COMMENTARY: Little real about TV realities

c. 1998 Religion News Service (Andrew M. Greeley is a Roman Catholic priest, best-selling novelist and sociologist at the University of Chicago National Opinion Research Center. Check out his home page at http://www.agreeley.com or contact him via e-mail at agreel(at)aol.com.) UNDATED _ Assume it’s 20 years from now. Assume someone wants to make a film […]

c. 1998 Religion News Service

(Andrew M. Greeley is a Roman Catholic priest, best-selling novelist and sociologist at the University of Chicago National Opinion Research Center. Check out his home page at http://www.agreeley.com or contact him via e-mail at agreel(at)aol.com.)

UNDATED _ Assume it’s 20 years from now. Assume someone wants to make a film about what the 1990s were like. Assume they decided to base it on a TV series that was extremely popular in that forgotten era -“The X Files.” Let’s also assume the theme of the film is that back in the crazy `90s, everyone was like those ineffable creeps Scully and Mulder, the”X Files'”main characters.


Those of you who were alive in the nonsensical `90s would scream in protest. It was only a series, you would say. Scully and Mulder were not typical. We weren’t like them.

Protest as you may, I’m afraid people would laugh at you. Everyone knows that”The X Files”captured the paranoia, the lunacy, the superstition, the fear of the `90s. Right?

How about ridiculous _ but no more ridiculous than the case of that nasty little film”Pleasantville,”which critics are hailing as a potential Academy Award winner.

The film is based on the madcap assumption that the TV series”Father Knows Best”was the way life really was in the years immediately following World War II. Popular culture, it is argued, illuminates an era.

The `50s?”Father Knows Best,””Ozzie and Harriet,”Hula-Hoops, tail fins on Cadillacs _ that’s what they were all about. Right?

Human history does not arrange itself into neat ten-year cycles to fit the simple minds of journalistic historians. Perhaps there was an era from 1830 to 1914 which might be called the Victorian Age, or the Age of Bourgeois Liberalism, or the Age of Scientific Optimism. Then maybe there came the Great War from 1914 to 1945 with a timeout of twenty years more or less.

Now we are probably in the Post War period, characterized more than anything else by the uneven and imperfect spread of prosperity and some form of democracy to many parts of the world _ Africa clearly excepted. (In 1960 the per capita income of Koreans was $300, now it is $10,000.)


No ten-year period is greatly different from the previous ten-year period.

Moreover, to argue that the time a person lives in is”revolutionary”is to deprive that word of all meaning (read about the period from 1770 to 1830 to find out what real revolution is). Finally, the processes at work in human society are often contradictory, uneven, problematic. Thus one might argue that a major change in the last 40 years is greater respect for the privacy of the individual person and his or her moral freedom. (One is free to be open about sexual preferences.)

Yet at the same time, the all-intrusive media strive to destroy the privacy of everyone they touch from victims of personal tragedy (a child killed in gang crossfire), to sports figures (how much privacy does Michael Jordan have?), to political leaders. This makes the `90s better than the `50s? Someone has to be kidding!
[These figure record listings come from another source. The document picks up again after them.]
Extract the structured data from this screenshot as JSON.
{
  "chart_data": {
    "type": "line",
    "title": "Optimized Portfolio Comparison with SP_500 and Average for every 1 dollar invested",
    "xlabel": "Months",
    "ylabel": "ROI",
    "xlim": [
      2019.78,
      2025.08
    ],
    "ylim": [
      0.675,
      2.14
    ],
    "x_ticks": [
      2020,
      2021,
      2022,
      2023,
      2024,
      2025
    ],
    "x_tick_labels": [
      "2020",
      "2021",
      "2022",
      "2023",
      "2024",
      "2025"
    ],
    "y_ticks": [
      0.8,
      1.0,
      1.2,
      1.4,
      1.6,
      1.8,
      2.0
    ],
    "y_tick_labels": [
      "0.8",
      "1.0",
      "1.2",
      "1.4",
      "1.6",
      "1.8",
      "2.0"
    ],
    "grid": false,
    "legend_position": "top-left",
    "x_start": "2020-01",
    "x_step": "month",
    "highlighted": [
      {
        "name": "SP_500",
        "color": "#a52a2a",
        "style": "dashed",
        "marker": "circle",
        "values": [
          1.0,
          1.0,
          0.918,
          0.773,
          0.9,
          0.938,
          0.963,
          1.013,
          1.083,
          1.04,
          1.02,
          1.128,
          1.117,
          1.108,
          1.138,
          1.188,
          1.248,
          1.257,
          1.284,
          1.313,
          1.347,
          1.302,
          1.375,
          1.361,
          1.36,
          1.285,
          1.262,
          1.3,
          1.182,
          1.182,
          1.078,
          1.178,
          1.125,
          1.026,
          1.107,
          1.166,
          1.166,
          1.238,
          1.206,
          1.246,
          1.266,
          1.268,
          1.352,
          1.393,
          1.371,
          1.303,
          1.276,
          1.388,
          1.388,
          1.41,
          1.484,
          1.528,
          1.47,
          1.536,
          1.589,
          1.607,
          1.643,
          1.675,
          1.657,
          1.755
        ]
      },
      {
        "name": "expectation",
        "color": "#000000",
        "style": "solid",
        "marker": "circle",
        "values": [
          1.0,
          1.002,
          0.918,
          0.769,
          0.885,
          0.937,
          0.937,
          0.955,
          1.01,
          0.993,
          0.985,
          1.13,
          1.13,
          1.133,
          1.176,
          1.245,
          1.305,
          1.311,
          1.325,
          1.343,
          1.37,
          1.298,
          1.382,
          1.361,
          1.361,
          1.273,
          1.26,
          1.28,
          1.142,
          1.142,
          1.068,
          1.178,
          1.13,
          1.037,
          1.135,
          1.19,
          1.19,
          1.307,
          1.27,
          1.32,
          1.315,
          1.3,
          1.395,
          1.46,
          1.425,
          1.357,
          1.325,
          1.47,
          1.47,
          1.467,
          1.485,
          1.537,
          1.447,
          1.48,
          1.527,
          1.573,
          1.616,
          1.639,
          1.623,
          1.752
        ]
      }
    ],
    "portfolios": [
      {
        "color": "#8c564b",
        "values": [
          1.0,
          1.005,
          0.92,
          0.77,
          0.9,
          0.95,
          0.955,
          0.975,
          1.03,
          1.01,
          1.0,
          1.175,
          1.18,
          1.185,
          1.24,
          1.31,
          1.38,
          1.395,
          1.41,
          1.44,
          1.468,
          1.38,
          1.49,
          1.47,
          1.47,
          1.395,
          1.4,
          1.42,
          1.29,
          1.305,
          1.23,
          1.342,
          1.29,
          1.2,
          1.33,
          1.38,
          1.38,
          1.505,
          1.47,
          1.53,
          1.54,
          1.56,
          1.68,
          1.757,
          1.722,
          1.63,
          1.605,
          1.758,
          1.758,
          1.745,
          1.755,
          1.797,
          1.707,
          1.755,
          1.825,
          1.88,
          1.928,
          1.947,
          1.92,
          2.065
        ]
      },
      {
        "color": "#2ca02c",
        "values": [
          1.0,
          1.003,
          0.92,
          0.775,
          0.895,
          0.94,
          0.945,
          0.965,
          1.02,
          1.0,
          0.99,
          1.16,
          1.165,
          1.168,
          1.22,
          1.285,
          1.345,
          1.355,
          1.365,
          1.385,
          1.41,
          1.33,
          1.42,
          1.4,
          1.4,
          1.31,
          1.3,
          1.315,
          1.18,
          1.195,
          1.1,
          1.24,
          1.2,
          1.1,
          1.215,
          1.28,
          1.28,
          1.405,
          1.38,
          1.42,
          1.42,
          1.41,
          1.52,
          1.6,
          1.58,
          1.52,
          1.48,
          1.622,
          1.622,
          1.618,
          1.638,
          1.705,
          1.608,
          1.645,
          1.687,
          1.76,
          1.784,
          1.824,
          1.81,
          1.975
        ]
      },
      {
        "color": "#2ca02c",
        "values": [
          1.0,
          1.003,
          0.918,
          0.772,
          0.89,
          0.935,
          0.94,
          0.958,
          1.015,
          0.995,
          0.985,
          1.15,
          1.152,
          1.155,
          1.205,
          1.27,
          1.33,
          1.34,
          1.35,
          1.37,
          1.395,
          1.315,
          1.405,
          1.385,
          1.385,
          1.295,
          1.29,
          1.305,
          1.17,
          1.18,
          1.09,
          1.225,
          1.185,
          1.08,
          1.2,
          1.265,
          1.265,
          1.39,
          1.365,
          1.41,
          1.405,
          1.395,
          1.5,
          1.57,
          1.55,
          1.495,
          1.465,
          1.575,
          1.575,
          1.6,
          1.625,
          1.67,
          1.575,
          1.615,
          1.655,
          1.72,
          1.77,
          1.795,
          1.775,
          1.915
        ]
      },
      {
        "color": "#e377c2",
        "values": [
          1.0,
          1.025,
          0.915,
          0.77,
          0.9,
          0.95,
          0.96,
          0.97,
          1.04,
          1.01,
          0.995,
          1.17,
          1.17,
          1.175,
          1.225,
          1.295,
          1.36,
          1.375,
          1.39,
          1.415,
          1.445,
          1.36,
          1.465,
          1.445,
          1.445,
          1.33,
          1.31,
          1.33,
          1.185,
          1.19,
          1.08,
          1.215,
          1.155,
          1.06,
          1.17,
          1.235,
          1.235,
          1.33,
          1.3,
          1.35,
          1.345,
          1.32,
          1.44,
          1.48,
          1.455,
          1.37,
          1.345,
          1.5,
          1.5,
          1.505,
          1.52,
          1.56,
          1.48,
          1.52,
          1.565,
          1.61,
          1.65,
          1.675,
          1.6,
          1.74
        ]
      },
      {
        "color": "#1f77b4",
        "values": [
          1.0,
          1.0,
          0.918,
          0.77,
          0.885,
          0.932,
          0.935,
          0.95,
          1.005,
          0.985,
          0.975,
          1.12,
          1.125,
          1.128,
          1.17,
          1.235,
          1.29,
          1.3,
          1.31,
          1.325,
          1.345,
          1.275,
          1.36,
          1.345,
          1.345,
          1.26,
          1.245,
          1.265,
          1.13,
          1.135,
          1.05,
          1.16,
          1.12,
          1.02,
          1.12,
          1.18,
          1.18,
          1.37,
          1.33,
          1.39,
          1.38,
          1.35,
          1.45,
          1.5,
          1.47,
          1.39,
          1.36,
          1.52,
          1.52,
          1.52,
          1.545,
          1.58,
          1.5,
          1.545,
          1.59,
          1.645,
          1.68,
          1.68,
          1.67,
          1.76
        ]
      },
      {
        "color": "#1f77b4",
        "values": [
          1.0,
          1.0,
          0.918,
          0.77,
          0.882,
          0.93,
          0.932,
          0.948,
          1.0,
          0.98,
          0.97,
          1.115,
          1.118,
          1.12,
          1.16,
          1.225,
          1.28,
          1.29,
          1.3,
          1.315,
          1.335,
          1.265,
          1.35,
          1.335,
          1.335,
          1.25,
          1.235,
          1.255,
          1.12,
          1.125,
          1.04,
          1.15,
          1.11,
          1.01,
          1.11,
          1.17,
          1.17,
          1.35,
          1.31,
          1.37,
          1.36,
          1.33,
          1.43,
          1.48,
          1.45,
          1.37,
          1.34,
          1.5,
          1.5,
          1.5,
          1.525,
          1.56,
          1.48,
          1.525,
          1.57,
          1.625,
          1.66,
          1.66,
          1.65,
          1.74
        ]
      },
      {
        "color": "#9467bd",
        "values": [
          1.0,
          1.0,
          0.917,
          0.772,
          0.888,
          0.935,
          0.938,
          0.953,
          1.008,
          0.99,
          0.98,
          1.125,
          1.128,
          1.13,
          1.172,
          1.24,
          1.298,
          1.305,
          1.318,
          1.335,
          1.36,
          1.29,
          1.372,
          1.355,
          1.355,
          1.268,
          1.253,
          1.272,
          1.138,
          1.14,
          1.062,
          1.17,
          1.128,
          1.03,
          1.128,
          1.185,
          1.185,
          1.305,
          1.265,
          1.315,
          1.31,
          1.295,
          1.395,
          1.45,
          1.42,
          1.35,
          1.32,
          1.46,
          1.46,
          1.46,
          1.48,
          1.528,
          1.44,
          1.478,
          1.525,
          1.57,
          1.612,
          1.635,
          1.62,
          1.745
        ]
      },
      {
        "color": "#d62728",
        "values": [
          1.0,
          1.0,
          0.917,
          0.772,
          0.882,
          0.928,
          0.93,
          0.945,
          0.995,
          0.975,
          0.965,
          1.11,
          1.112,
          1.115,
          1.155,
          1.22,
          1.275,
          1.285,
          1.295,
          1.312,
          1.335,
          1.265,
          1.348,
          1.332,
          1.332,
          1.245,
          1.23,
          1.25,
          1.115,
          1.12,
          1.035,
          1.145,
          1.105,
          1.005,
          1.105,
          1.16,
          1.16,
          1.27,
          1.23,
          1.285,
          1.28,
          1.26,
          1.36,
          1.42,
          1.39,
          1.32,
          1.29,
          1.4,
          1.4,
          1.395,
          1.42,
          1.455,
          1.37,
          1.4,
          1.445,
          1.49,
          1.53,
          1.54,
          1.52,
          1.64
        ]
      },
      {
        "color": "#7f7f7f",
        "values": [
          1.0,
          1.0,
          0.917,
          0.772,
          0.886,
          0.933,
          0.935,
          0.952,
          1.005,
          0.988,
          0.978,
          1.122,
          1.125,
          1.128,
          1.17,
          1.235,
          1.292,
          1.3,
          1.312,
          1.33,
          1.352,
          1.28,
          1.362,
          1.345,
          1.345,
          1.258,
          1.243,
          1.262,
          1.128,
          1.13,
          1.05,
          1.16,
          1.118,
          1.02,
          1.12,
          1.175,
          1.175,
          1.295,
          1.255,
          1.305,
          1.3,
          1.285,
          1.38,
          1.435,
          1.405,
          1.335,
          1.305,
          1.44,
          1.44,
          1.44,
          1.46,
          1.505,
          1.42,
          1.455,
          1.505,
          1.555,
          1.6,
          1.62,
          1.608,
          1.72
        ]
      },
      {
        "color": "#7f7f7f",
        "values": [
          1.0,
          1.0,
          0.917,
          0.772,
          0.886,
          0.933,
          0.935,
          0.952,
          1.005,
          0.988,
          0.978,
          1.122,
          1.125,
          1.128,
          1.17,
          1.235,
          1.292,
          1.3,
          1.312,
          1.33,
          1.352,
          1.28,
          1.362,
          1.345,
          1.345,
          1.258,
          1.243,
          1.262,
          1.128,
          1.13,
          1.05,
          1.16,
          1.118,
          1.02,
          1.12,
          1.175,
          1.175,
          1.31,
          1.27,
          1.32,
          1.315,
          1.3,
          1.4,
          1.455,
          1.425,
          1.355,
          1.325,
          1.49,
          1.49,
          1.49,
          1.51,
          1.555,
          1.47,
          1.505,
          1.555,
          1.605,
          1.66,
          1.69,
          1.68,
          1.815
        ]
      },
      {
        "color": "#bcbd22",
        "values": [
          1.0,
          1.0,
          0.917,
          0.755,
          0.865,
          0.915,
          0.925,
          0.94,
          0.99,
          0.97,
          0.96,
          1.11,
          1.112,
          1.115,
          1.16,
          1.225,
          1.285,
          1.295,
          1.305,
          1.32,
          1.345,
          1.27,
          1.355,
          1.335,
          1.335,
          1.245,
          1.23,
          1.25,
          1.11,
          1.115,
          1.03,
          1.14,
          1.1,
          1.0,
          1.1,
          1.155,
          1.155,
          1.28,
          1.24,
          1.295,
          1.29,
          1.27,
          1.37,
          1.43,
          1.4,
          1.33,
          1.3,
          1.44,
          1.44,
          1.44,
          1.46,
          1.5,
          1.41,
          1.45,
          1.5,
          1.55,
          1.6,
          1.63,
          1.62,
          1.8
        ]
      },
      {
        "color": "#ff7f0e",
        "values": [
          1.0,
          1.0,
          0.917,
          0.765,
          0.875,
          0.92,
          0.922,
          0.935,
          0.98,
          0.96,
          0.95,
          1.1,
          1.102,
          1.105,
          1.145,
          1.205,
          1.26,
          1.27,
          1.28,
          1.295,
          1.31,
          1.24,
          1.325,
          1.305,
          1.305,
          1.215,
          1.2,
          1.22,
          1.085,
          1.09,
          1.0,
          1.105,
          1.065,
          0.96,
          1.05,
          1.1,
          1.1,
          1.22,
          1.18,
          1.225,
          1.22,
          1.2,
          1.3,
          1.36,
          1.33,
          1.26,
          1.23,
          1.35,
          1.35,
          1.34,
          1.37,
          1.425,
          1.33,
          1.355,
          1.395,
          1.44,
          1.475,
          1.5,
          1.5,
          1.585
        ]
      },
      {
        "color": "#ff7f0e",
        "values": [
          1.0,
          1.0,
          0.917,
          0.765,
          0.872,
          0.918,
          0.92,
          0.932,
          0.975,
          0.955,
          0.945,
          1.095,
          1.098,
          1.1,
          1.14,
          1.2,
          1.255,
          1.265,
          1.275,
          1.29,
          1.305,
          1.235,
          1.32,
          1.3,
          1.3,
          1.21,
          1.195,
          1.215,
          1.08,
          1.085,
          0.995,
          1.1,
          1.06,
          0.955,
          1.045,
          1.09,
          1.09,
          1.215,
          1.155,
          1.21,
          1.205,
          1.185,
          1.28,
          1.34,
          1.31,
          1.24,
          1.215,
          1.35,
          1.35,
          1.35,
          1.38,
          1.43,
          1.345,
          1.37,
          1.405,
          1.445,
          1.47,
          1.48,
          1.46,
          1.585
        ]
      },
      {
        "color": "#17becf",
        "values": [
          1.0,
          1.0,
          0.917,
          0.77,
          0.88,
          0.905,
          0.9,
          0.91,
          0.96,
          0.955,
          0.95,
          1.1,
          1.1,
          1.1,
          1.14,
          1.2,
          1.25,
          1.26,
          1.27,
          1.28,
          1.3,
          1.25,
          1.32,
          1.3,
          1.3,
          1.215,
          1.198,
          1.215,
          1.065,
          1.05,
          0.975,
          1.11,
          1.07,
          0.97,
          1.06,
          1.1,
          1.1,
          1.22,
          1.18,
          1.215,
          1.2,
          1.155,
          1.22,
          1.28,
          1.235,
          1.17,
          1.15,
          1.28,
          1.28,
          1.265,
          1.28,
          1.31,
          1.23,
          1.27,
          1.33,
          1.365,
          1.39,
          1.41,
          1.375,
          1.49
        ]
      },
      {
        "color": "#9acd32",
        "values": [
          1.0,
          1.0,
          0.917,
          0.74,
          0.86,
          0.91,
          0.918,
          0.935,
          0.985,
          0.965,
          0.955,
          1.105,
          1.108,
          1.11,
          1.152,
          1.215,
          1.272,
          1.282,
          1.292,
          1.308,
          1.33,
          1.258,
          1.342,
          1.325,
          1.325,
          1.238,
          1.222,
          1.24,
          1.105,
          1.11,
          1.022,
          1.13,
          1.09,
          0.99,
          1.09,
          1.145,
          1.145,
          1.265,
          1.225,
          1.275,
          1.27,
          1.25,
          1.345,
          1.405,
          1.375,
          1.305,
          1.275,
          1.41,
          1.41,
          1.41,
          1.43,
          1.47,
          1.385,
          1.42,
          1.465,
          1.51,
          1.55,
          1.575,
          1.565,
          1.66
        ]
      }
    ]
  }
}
The thesis of”Pleasantville”is that we who live in the 1990s are happier because we are”liberated,”which in the film means sexually liberated. But are we all that much happier?

Measures of personal, psychological well-being have not changed much in the last 40 years, nor have measures of marital happiness. Neither have the indicators of sexual fulfillment or frequency of sexual intercourse. Are we freer today than our parents and grandparents were 40 years ago?

Women are free to pursue careers, though this is in fact a continuation of a process that began in the `50s. That does give them greater control of their finances and, hence, of their lives (and the ability to dump abusive husbands). It has not made them any happier. It does, however, subject them to cross-pressures between home and family that are often agonizing.

Sexual liberation? Perhaps if liberation is the freedom to use obscene words, watch gross television programs (Maybe”Seinfeld”is the typical `90s man) and ogle semi-naked female bodies in films. But so what!


Change? Yes. Progress? Maybe in some respects. But surely not in other respects. Reality is gray, uneven, multi-directional, multi-layered, even if the critics of the past are too simple-minded to grasp the complexity of the relations between present and immediate past.

The truth is that the people who watched”Father Knows Best”or”Ozzie and Harriet”are not that much different from the people who watch”Seinfeld”or”The X Files.”